I’ve been fortunate enough to know one of my great-grandparents, all my grandparents and both my parents.
Next, I parented my own three sons, and now I have four grandchildren to witness growing up.
I’ve lived long enough to intimately observe five family generations already!
I’ve also had enough conversations with older adults that I realize too many are living with regrets about their own parenting. How sad that is!
Mitch Albom wrote in his book, The Five People You Meet in Heaven:
“All parents damage their children. It cannot be helped. Youth, like pristine glass, absorbs the prints of its handlers. Some parents smudge, others crack, a few shatter childhoods completely into jagged little pieces, beyond repair.”

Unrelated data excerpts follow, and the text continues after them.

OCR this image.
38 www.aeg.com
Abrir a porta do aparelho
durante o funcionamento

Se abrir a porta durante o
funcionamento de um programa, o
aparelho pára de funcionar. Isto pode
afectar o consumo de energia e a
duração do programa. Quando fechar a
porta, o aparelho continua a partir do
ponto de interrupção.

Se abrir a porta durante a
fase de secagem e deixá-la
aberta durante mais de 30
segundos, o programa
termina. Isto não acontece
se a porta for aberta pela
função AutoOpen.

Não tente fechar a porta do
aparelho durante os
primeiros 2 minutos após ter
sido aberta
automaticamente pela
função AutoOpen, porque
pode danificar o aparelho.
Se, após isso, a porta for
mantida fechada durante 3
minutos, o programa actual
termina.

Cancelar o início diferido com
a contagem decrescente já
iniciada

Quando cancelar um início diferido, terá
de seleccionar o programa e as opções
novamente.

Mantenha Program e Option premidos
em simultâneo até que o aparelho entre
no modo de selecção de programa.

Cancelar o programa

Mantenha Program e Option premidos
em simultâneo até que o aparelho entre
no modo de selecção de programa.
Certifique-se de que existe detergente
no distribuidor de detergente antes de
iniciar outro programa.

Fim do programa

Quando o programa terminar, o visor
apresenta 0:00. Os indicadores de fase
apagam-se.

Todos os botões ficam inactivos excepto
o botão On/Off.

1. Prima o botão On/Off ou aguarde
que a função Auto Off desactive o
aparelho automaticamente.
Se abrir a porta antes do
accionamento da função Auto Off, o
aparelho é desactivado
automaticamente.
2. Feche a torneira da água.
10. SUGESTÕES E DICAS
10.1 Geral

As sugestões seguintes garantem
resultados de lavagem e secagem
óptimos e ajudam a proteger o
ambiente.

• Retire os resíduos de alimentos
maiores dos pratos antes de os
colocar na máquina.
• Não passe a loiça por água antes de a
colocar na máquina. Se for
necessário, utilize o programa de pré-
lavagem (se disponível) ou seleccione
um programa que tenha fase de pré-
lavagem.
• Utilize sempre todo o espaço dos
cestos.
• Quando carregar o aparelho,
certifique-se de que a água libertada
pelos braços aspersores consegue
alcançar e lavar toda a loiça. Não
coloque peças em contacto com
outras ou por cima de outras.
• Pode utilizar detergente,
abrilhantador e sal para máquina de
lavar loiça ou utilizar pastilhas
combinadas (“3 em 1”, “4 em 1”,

I recently read about a 62-year-old author who talked about his adversarial relationship with his father. He said his father was rough on him, verbally abusive, and told him he was nothing, that he never would be more than nothing.
Still, this man admitted he wouldn’t have wanted another father.
Because his determination to prove his father wrong helped him find his true contributions to this world. And indeed, this man was successful as a writer!
When I read that article, I realized I have that same type of determined (or stubborn) spirit. My dad was tough, but my mom was gentle. Yet, if I had only been coddled, I would certainly be a different person.
And actually, I kinda like who I am now.
I do believe that good eventually arises out of negative events, but sometimes we just have to take the time to honestly consider the positive.
Do you think it’s true that “all parents damage their children?”
Have you made peace with your own parents’ damage?
Are you harboring guilt about your own parenting? Do you think you could have a conversation with your adult children about this and make amends before any more time goes by?